I primi anni novanta dei Cure nascono sotto il segno di un disco tanto discusso quanto fortunato, e per molti versi di svolta, come "Wish". Chitarre al potere come non era mai accaduto, un groove di autentico spirito rock, e atmosfere non più cupe ma di più ampio respiro, con una strizzatina d'occhio a un certo suono spensierato (vedi "Friday i'm in love").

La formazione, dopo l'ennesimo ritocco (Bamonte al posto di O'Donnel) attraversa uno stato di grazia sia compositivo, sia di affiatamento sul palco. Gli storici Smith e Gallup possono contare sulle chitarre guizzanti di Porl Thompson, uno che di rock se ne intende, sul grandioso drumming di Boris Williams, senza dubbio il miglior batterista che i Cure abbiano avuto, e sul nuovo entrato Bamonte, prezioso jolly che si alterna diligentemente tra chitarre e tastiere. Il "Wish tour" consacra il gruppo alle masse ed è un tripudio di luci, colori, scalette sempre diverse ma tutte di voluta matrice rock-pop, con i brani più gotici sacrificati all'altare dei ricordi. Ne è chiara testimonianza il doppio live "Show", registrato nell'estate del ‘93.

Qualche mese dopo, un po'a sorpresa, esce un altro disco dal vivo, stavolta intitolato "Paris". Si tratta di una registrazione del concerto parigino presso lo Zenith, risalente all'autunno dell'anno prima. La scaletta, breve ma ben studiata, riconsegna ai devoti fan l'immagine del gruppo a loro più cara, che sembrava essere stata messa in discussione: quella dei Cure alfieri di una musica ora cupa, ora nervosa, ora più dolce ed orecchiabile, ma sempre incredibilmente romantica ed emozionale. Basti pensare che i primi venti minuti di concerto sono affidati alla gloria di "The Figurehead", "One Hundred Years", e "At Night": tre maestosi affreschi gotici che nella dimensione live escono allo scoperto sprigionando al meglio la loro tenebrosa solennità; da ricordare gli incastri inquietanti delle chitarre delle due "pornographers" e  le tastiere monumentali della traccia di "Seventeen Seconds", quest'ultima assai di rado proposta dal vivo. La successiva "Play for Today" arricchisce lo scenario con momenti di pura epicità, con il pubblico che canta a pieni polmoni sulla caratteristica linea melodica; un'euforia presto interrotta da un nuovo capolavoro d'atmosfera quale la recente"Apart", l'unico estratto di "Wish" in grado di competere con l'oscura magnificenza dei brani precedenti.

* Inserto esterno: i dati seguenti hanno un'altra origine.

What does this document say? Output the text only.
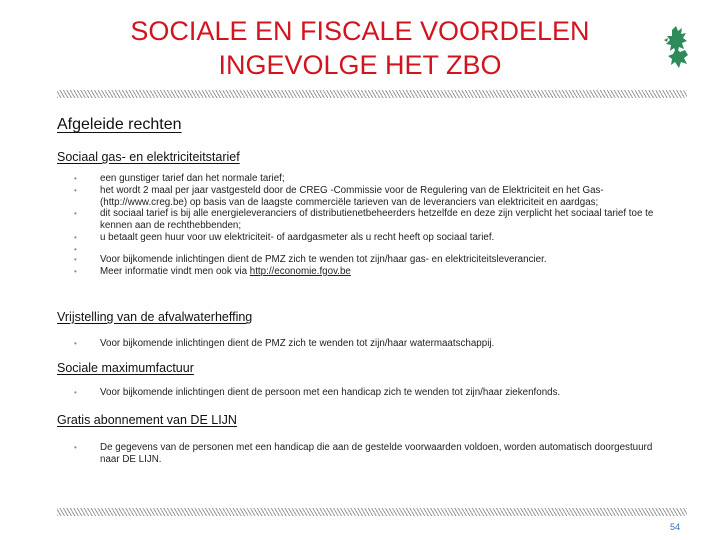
SOCIALE EN FISCALE VOORDELEN
INGEVOLGE HET ZBO
Afgeleide rechten
Sociaal gas- en elektriciteitstarief
• een gunstiger tarief dan het normale tarief;
• het wordt 2 maal per jaar vastgesteld door de CREG -Commissie voor de Regulering van de Elektriciteit en het Gas- (http://www.creg.be) op basis van de laagste commerciële tarieven van de leveranciers van elektriciteit en aardgas;
• dit sociaal tarief is bij alle energieleveranciers of distributienetbeheerders hetzelfde en deze zijn verplicht het sociaal tarief toe te kennen aan de rechthebbenden;
• u betaalt geen huur voor uw elektriciteit- of aardgasmeter als u recht heeft op sociaal tarief.
•
• Voor bijkomende inlichtingen dient de PMZ zich te wenden tot zijn/haar gas- en elektriciteitsleverancier.
• Meer informatie vindt men ook via http://economie.fgov.be
Vrijstelling van de afvalwaterheffing
• Voor bijkomende inlichtingen dient de PMZ zich te wenden tot zijn/haar watermaatschappij.
Sociale maximumfactuur
• Voor bijkomende inlichtingen dient de persoon met een handicap zich te wenden tot zijn/haar ziekenfonds.
Gratis abonnement van DE LIJN
• De gegevens van de personen met een handicap die aan de gestelde voorwaarden voldoen, worden automatisch doorgestuurd naar DE LIJN.
54
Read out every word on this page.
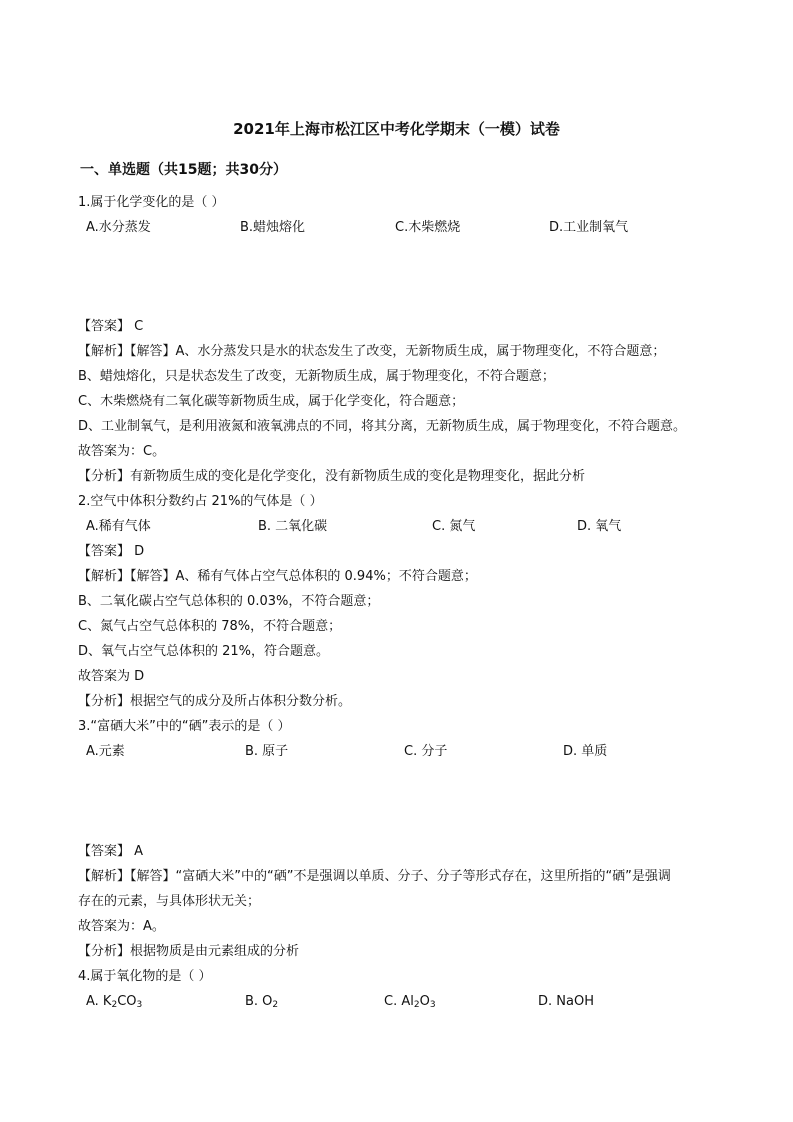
2021年上海市松江区中考化学期末（一模）试卷
一、单选题（共15题；共30分）
1.属于化学变化的是（ ）
A.水分蒸发	B.蜡烛熔化	C.木柴燃烧	D.工业制氧气
【答案】 C
【解析】【解答】A、水分蒸发只是水的状态发生了改变，无新物质生成，属于物理变化，不符合题意；
B、蜡烛熔化，只是状态发生了改变，无新物质生成，属于物理变化，不符合题意；
C、木柴燃烧有二氧化碳等新物质生成，属于化学变化，符合题意；
D、工业制氧气，是利用液氮和液氧沸点的不同，将其分离，无新物质生成，属于物理变化，不符合题意。
故答案为：C。
【分析】有新物质生成的变化是化学变化，没有新物质生成的变化是物理变化，据此分析
2.空气中体积分数约占 21%的气体是（ ）
A.稀有气体	B. 二氧化碳	C. 氮气	D. 氧气
【答案】 D
【解析】【解答】A、稀有气体占空气总体积的 0.94%；不符合题意；
B、二氧化碳占空气总体积的 0.03%，不符合题意；
C、氮气占空气总体积的 78%，不符合题意；
D、氧气占空气总体积的 21%，符合题意。
故答案为 D
【分析】根据空气的成分及所占体积分数分析。
3.“富硒大米”中的“硒”表示的是（ ）
A.元素	B. 原子	C. 分子	D. 单质
【答案】 A
【解析】【解答】“富硒大米”中的“硒”不是强调以单质、分子、分子等形式存在，这里所指的“硒”是强调
存在的元素，与具体形状无关；
故答案为：A。
【分析】根据物质是由元素组成的分析
4.属于氧化物的是（ ）
A. $K_2CO_3$	B. $O_2$	C. $Al_2O_3$	D. NaOH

"In Your House" fa da ideale spartiacque tra un primo lato decisamente cupo ed un secondo che sarà d'impronta più pop, di gran classe beninteso. Si susseguono nell'ordine singoli-gioiellino come"Lovesong", "Catch", "A Letter to Elise", e un gradito intermezzo che non ti aspetti come la stralunata "Dressing Up", peraltro ottimamente eseguita; fino ad arrivare alla stupenda "Charlotte Sometimes", la curesong per eccellenza, misteriosa e romantica, con le tastiere ancor più in evidenza che su disco e un cantato di Smith molto sentito, quasi drammatico. La performance si chiude con le geometrie della leggera "Close to Me", e il "merci"di commiato da parte di Smith  che manda tutti a casa felici e contenti.  

Passati oramai diciassette anni da quell'evento, perché quest'omaggio a "Paris", un album live di un gruppo che di album, tra ufficiali e non, ne conta alcune decine? La discografia a livello di bootlegs, poi, è praticamente senza numero. Beh, forse perché in "Paris" più che non mai troviamo l'essenza, il miglior concentrato di ciò che lo Smith-pensiero ha saputo esprimere per poi farsi adorare. Rock, pop, gothic, decadentismo, psichedelia, in una parola, i Cure e il loro pantheon di emozioni, quella sera tutte magistralmente di scena e catturate su disco. Con buona pace, ahimè, di chi quella sera non era tra i fortunati dello Zenith.